To define immune mechanisms that regulate chronic and latent
herpesvirus infection, we analyzed the role of
interferon gamma (IFN-gamma) during murine cytomegalovirus (MCMV)
infection. Lethality studies demonstrated a net protective role for IFN-gamma, independent of IFN-alpha/beta, during acute MCMV
infection. Mice lacking the IFN-gamma receptor (
IFN-gammaR-/-) developed and maintained striking chronic aortic
inflammation.
Arteritis was associated with inclusion bodies and MCMV
antigen in the aortic media. To understand how lack of IFN-gamma responses could lead to chronic
vascular disease, we evaluated the role of IFN-gamma in MCMV latency. MCMV-infected
IFN-gammaR-/- mice shed preformed infectious MCMV in spleen, peritoneal exudate cells, and salivary gland for up to 6 mo after
infection, whereas the majority of congenic control animals cleared chronic productive
infection. However, the
IFN-gammaR was not required for establishment of latency. Using an in vitro explant reactivation model, we showed that IFN-gamma reversibly inhibited MCMV reactivation from latency. This was at least partly explained by IFN-gamma- mediated blockade of growth of low levels of MCMV in tissue explants.
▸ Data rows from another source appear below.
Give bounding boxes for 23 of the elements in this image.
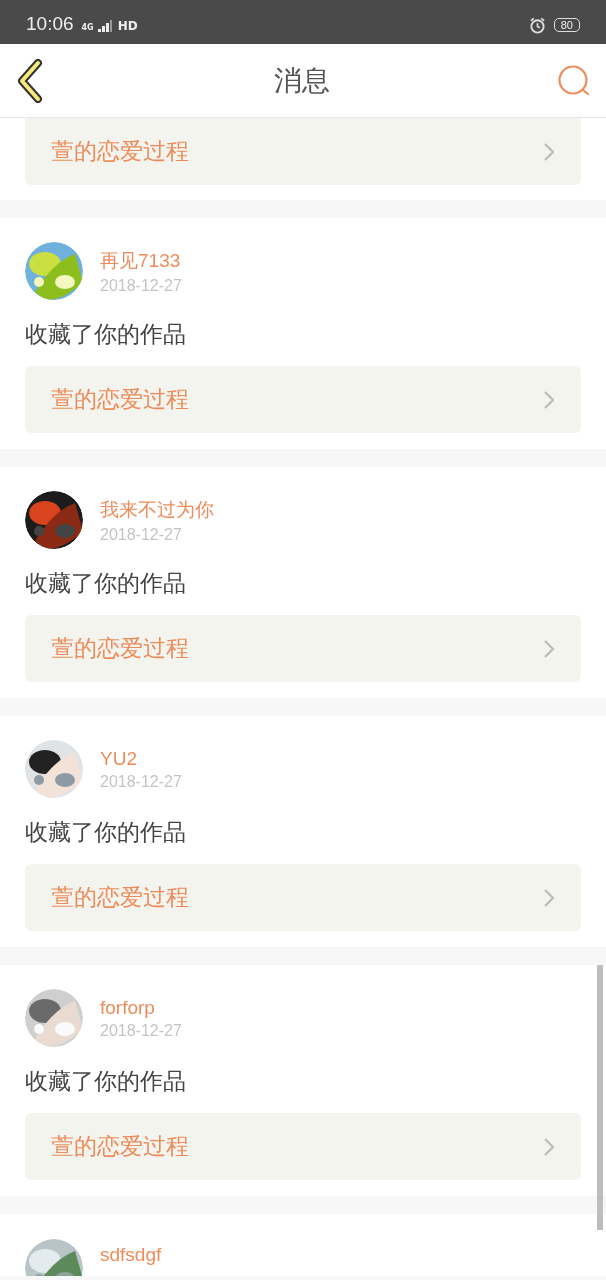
user-name: 再见7133 [100,248,182,273]
call-quality-label: HD [117,19,138,33]
message-text: 收藏了你的作品 [25,320,187,349]
network-type: 4G [81,23,94,32]
user-name: sdfsdgf [100,1244,162,1266]
work-link[interactable]: 萱的恋爱过程 [25,366,581,433]
message-text: 收藏了你的作品 [25,569,187,598]
message-date: 2018-12-27 [100,772,182,791]
message-date: 2018-12-27 [100,276,182,295]
work-link[interactable]: 萱的恋爱过程 [25,118,581,185]
message-text: 收藏了你的作品 [25,1067,187,1096]
page-title: 消息 [273,62,330,99]
user-name: 我来不过为你 [100,497,214,522]
work-link[interactable]: 萱的恋爱过程 [25,1113,581,1180]
user-name: YU2 [100,747,138,770]
message-date: 2018-12-27 [100,1021,182,1040]
message-date: 2018-12-27 [100,525,183,544]
user-name: forforp [100,996,156,1019]
battery-level: 80 [553,18,580,32]
work-link[interactable]: 萱的恋爱过程 [25,615,581,682]
clock-time: 10:06 [26,13,74,35]
message-text: 收藏了你的作品 [25,818,187,847]
work-link[interactable]: 萱的恋爱过程 [25,864,581,931]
These in vivo and in vitro data suggest that IFN-gamma regulation of reactivation from latency contributes to control of chronic
vascular disease caused by MCMV. These studies are the first to demonstrate that a component of the immune system (IFN-gamma) is necessary to regulate MCMV-associated elastic
arteritis and latency in vivo and reactivation of a herpesvirus from latency in vitro. This provides a new model for analysis of the interrelationships among herpesvirus latency, the immune system, and
chronic disease of the great vessels.